Who cares what the IAU decides to call it? It is what it is. You could call a rose a turd, and it still would not smell as badly. ;-)
[0] Okay, I do not hate Pluto. I just wish NASA, ESA or whoever would send a couple of probes to Uranus and Neptune. I feel very strongly about this.
one question: Why do dwarf plants on the right have an upward sloping diameter as you get farther out? Isn't a dwarf defined by an absolute diameter cutoff (i.e. above which it's a true planet, below which it's not)? or is there a formula that takes into account distance from something?
The difference in definition between a planet and a dwarf planet is just that a dwarf planet has not cleared debris from it's orbit. So not directly dependent on the mass, diameter etc.

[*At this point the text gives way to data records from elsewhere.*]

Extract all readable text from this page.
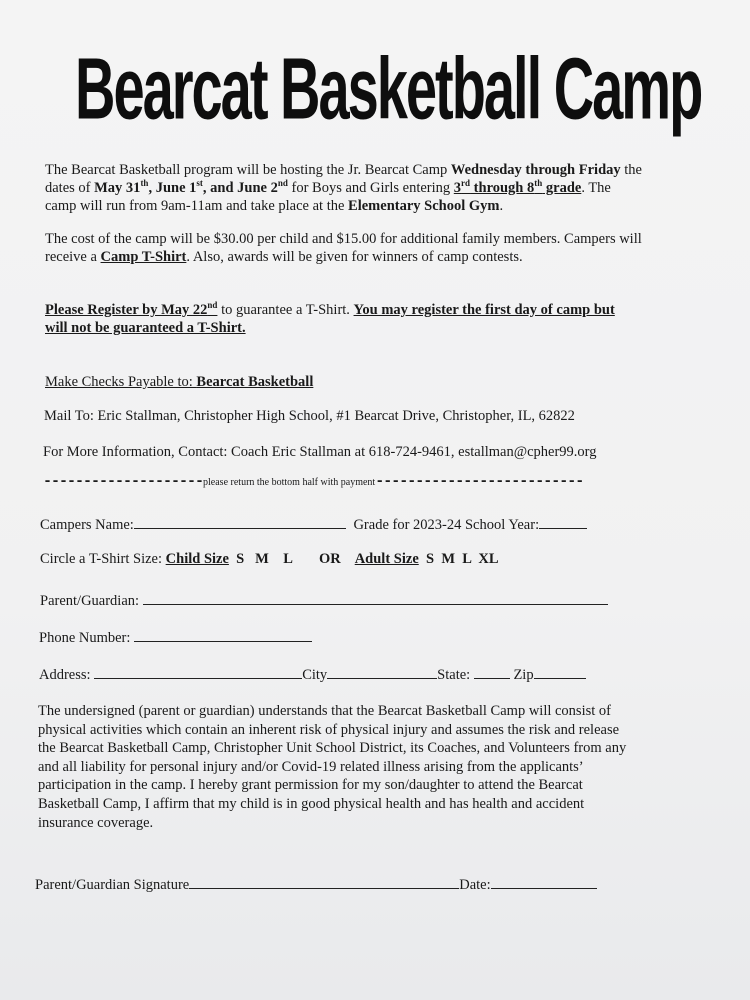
Bearcat Basketball Camp
The Bearcat Basketball program will be hosting the Jr. Bearcat Camp Wednesday through Friday the
dates of May 31th, June 1st, and June 2nd for Boys and Girls entering 3rd through 8th grade. The
camp will run from 9am-11am and take place at the Elementary School Gym.
The cost of the camp will be $30.00 per child and $15.00 for additional family members. Campers will
receive a Camp T-Shirt. Also, awards will be given for winners of camp contests.
Please Register by May 22nd to guarantee a T-Shirt. You may register the first day of camp but
will not be guaranteed a T-Shirt.
Make Checks Payable to: Bearcat Basketball
Mail To: Eric Stallman, Christopher High School, #1 Bearcat Drive, Christopher, IL, 62822
For More Information, Contact: Coach Eric Stallman at 618-724-9461, estallman@cpher99.org
--------------------please return the bottom half with payment--------------------------
Campers Name:	Grade for 2023-24 School Year:
Circle a T-Shirt Size: Child Size  S   M    L OR Adult Size  S  M  L  XL
Parent/Guardian:
Phone Number:
Address:	City	State:  Zip
The undersigned (parent or guardian) understands that the Bearcat Basketball Camp will consist of
physical activities which contain an inherent risk of physical injury and assumes the risk and release
the Bearcat Basketball Camp, Christopher Unit School District, its Coaches, and Volunteers from any
and all liability for personal injury and/or Covid-19 related illness arising from the applicants’
participation in the camp. I hereby grant permission for my son/daughter to attend the Bearcat
Basketball Camp, I affirm that my child is in good physical health and has health and accident
insurance coverage.
Parent/Guardian Signature	Date:
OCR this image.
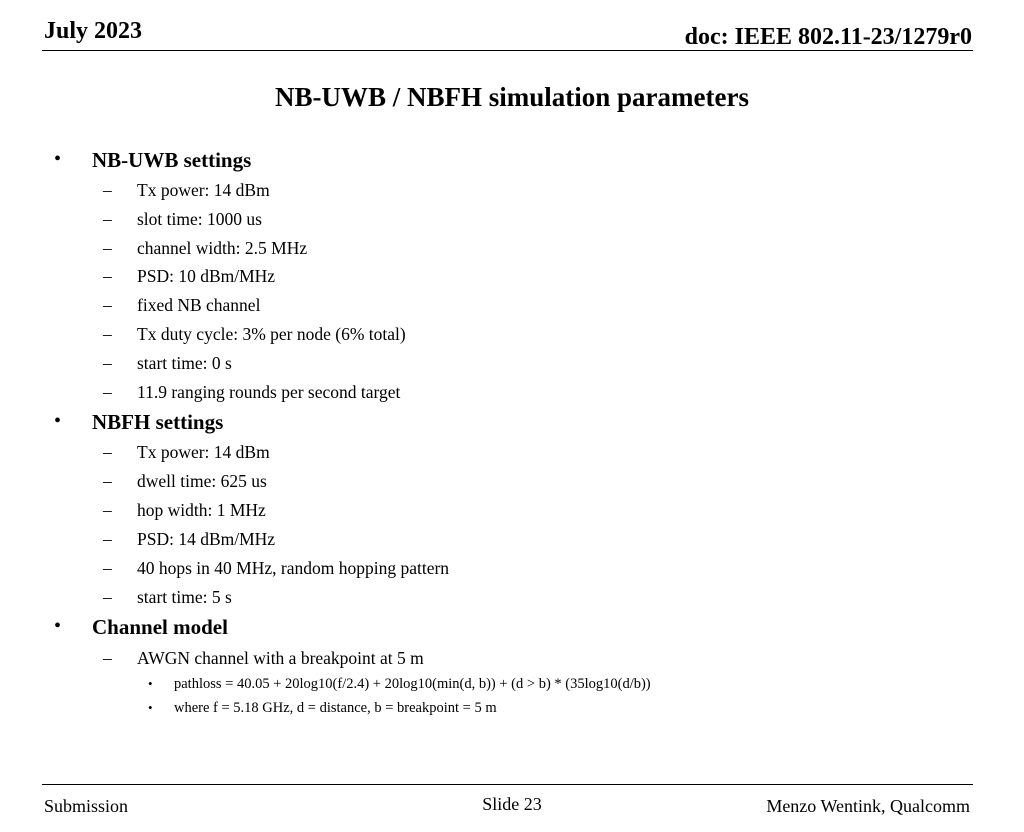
July 2023	doc: IEEE 802.11-23/1279r0
NB-UWB / NBFH simulation parameters
• NB-UWB settings
– Tx power: 14 dBm
– slot time: 1000 us
– channel width: 2.5 MHz
– PSD: 10 dBm/MHz
– fixed NB channel
– Tx duty cycle: 3% per node (6% total)
– start time: 0 s
– 11.9 ranging rounds per second target
• NBFH settings
– Tx power: 14 dBm
– dwell time: 625 us
– hop width: 1 MHz
– PSD: 14 dBm/MHz
– 40 hops in 40 MHz, random hopping pattern
– start time: 5 s
• Channel model
– AWGN channel with a breakpoint at 5 m
• pathloss = 40.05 + 20log10(f/2.4) + 20log10(min(d, b)) + (d > b) * (35log10(d/b))
• where f = 5.18 GHz, d = distance, b = breakpoint = 5 m
Submission	Slide 23	Menzo Wentink, Qualcomm
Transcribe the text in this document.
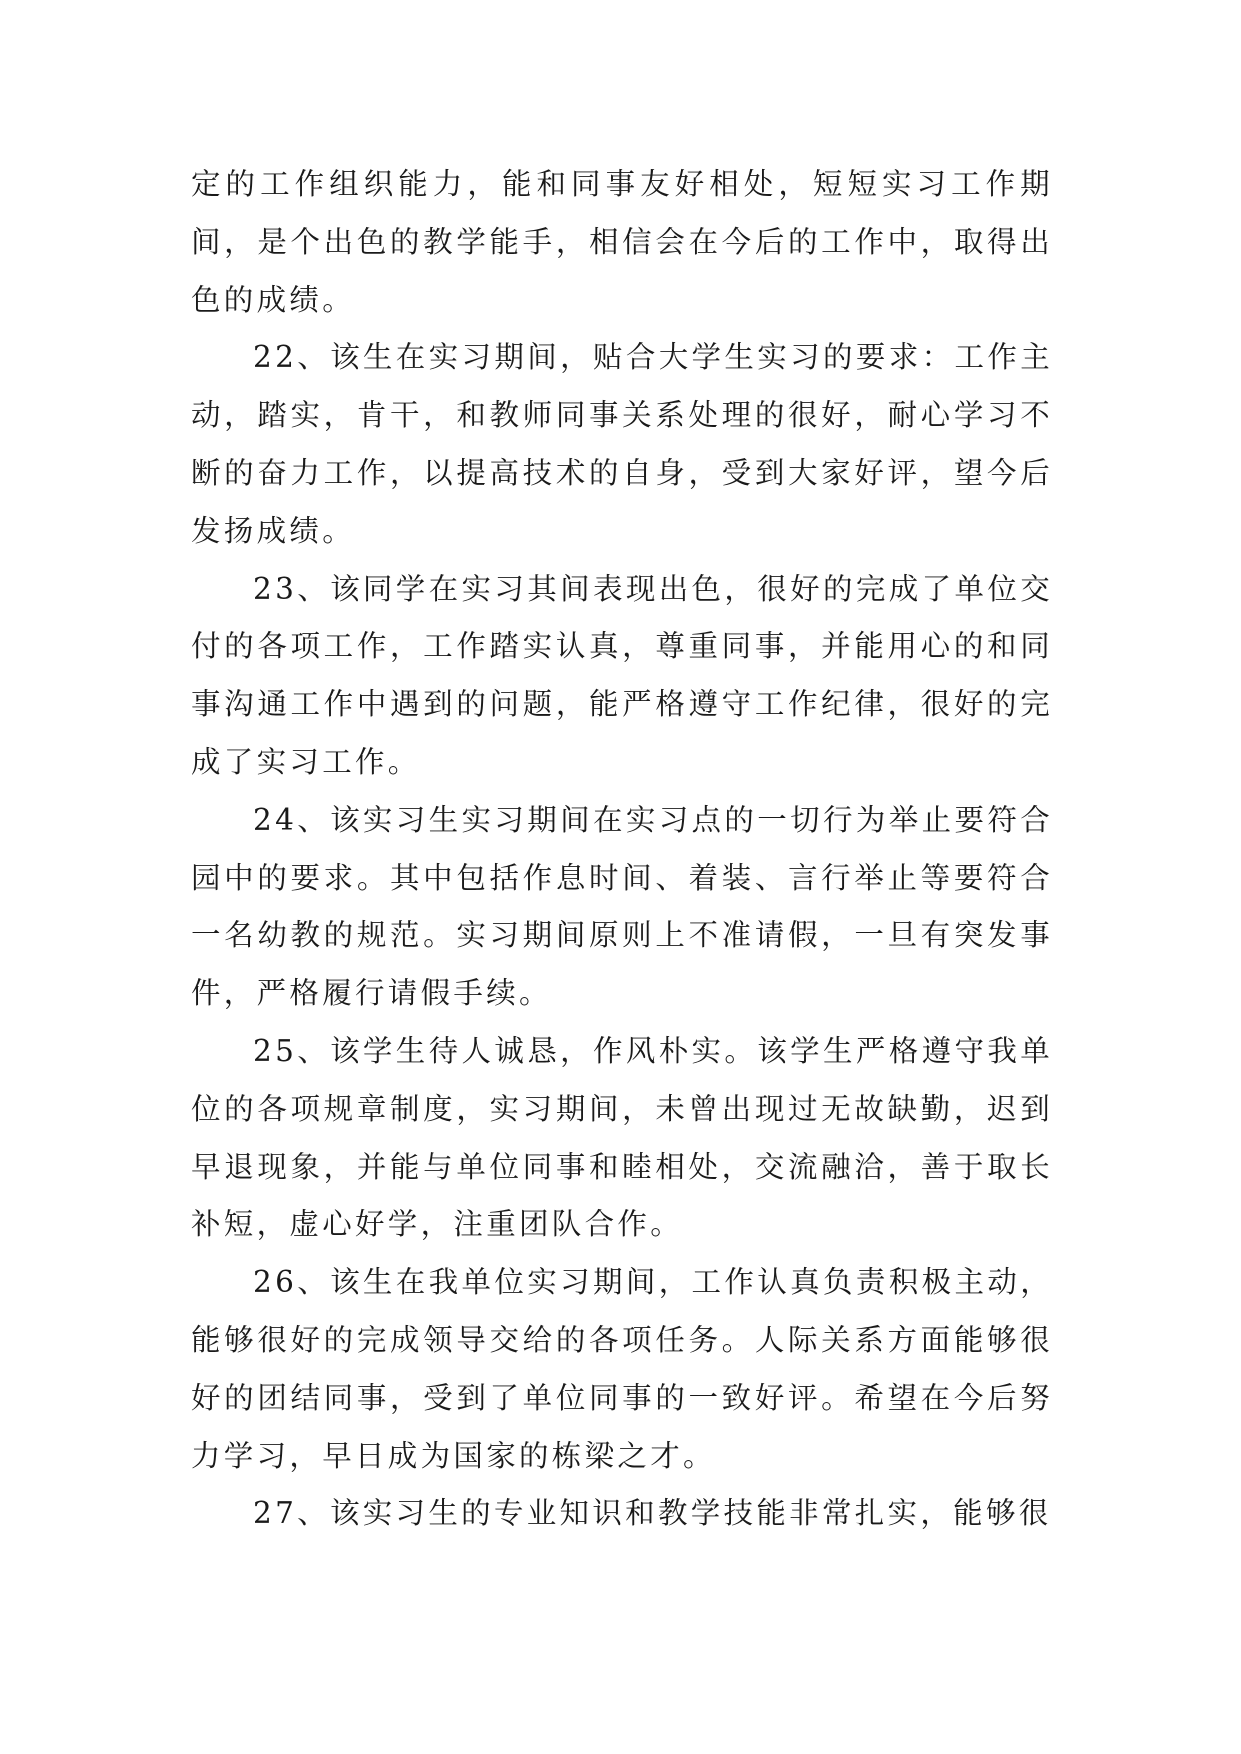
定的工作组织能力，能和同事友好相处，短短实习工作期间，是个出色的教学能手，相信会在今后的工作中，取得出色的成绩。

22、该生在实习期间，贴合大学生实习的要求：工作主动，踏实，肯干，和教师同事关系处理的很好，耐心学习不断的奋力工作，以提高技术的自身，受到大家好评，望今后发扬成绩。

23、该同学在实习其间表现出色，很好的完成了单位交付的各项工作，工作踏实认真，尊重同事，并能用心的和同事沟通工作中遇到的问题，能严格遵守工作纪律，很好的完成了实习工作。

24、该实习生实习期间在实习点的一切行为举止要符合园中的要求。其中包括作息时间、着装、言行举止等要符合一名幼教的规范。实习期间原则上不准请假，一旦有突发事件，严格履行请假手续。

25、该学生待人诚恳，作风朴实。该学生严格遵守我单位的各项规章制度，实习期间，未曾出现过无故缺勤，迟到早退现象，并能与单位同事和睦相处，交流融洽，善于取长补短，虚心好学，注重团队合作。

26、该生在我单位实习期间，工作认真负责积极主动，能够很好的完成领导交给的各项任务。人际关系方面能够很好的团结同事，受到了单位同事的一致好评。希望在今后努力学习，早日成为国家的栋梁之才。

27、该实习生的专业知识和教学技能非常扎实，能够很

I'm unsure why the further would orbits require a larger size though; my guess is something to do with longer, slower orbits needing more mass to get rid of the debris.
> I'm unsure why the further would orbits require a larger size though
Stern–Levison's Λ finds a body's ability to scatter smaller masses out of its orbital region over a period of time equal to the age of the Universe scales inversely with its semi-major axis [1]. (A circle's semi-major axis is its radius [2].)
This is most simply because a wide orbit contains more volume than a small orbit.